Hünermann first met Jorge Mario Bergoglio in Latin America in the 1970s, and was in Rome for the conclave of 2013. He was one of the few who publicly expressed his hope that the cardinal from Buenos Aires would be elected: “Pope Francis’s gestures, words, and the program for his pontificate in Evangelii gaudium demonstrate the difference between [John Paul II and Benedict XVI] and this pope, who did not take part in the council. He opened a new age in the Catholic Church’s way of living Vatican II: not conditioned by his own personal experience and his own ‘oral tradition’ about the council.”
The project Hünermann helped launch may involve academics, but it aims at addressing issues involving the relationship between the institutional church, theology, and the public square: the unresolved issues in the theological debate on Vatican II are a crucial part of current intra-ecclesial tensions. The political conflicts that have arisen during this pontificate have a lot to do with different ideas of what a “global church” means. This is especially true here in the United States, which has become the main stage of an anti-conciliar revanche within both the institutional church and in academic theology. The narrative of mission and renewal advanced by some American bishops today judges Vatican II to be a failure and rejects some of its major reforms. It is no coincidence that bishops in the United States are among those who have implemented Benedict XVI’s Summorum pontificum with the greatest enthusiasm; many of them have publicly embraced the revival of the pre-conciliar Mass. It’s in the context of this rejection of Vatican II that one can understand the current vogue in American Catholic intellectual circles for various brands of integralism and “options” for retreat from the modern world. Meanwhile, among some “Vatican II theologians” (a category in which I’d include myself), Vatican II has become a kind of monument, more to be glorified than to be closely studied as a complicated historical event.

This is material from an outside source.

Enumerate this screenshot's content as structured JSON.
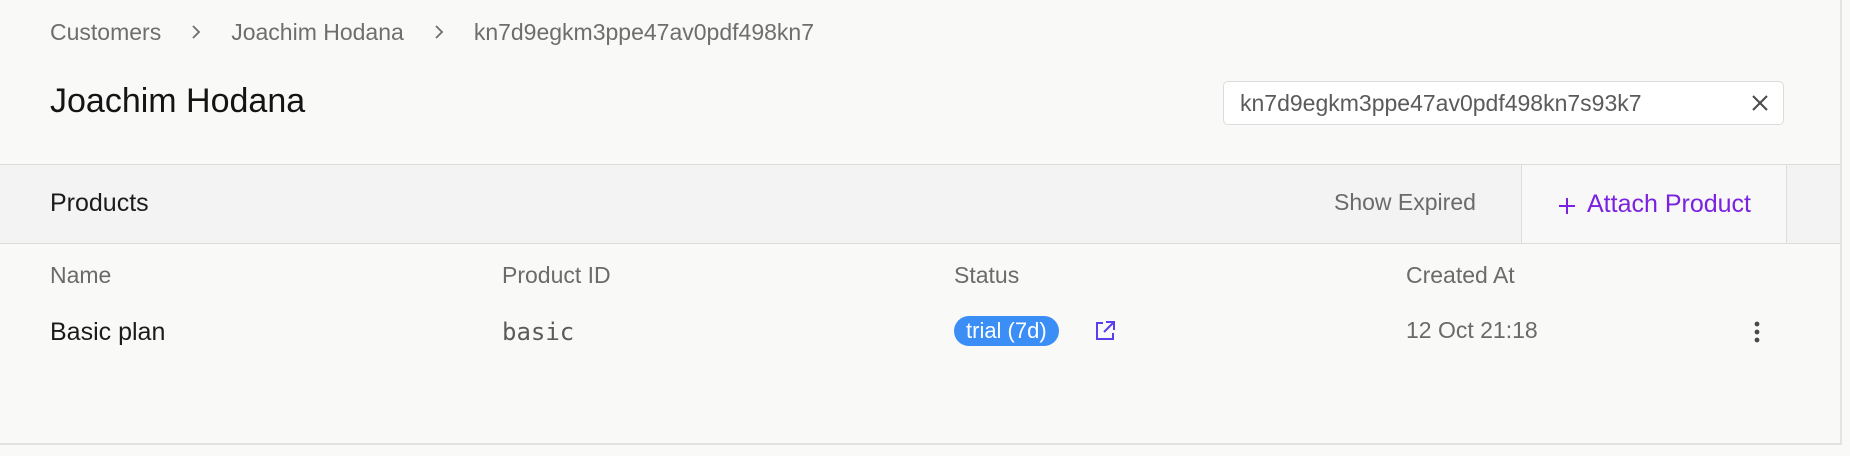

On both sides, left and right, the focus is often geographically narrow: a myopic identification of the trajectories of Catholicism with its trajectories in the Western world—or even with its trajectories in just one country. Then too, an over-emphasis on the social-political message of Vatican II has sometimes produced a phenomenon parallel to the politicization of Catholicism on the right: a de-theologizing of the debate on Vatican II.
Vatican II cannot be understood without a direct contact with its documents and their history. Those documents must be understood in the context of the entire theological tradition, and they must be read in light of the church’s expansion beyond the cultural boundaries of the West. That begins with listening to theologians from other parts of the world, whose concerns and insights complement and correct our own.
In one of his fundamental essays on the hermeneutics of Vatican II, Karl Rahner wrote: “Either the church sees and acknowledges the essential differences of the other cultures into which the church ought to become the world church, and infers from this acknowledgment the necessary consequences, with a Pauline audacity―or else it remains a Western church and thereby betrays the intention that Vatican II had.” This is possible only with a new interpretation of the theological tradition that takes into account the various perspectives of the recipients and transmitters of that tradition. An international, “polyphonic” commentary on the conciliar texts is a step in that direction.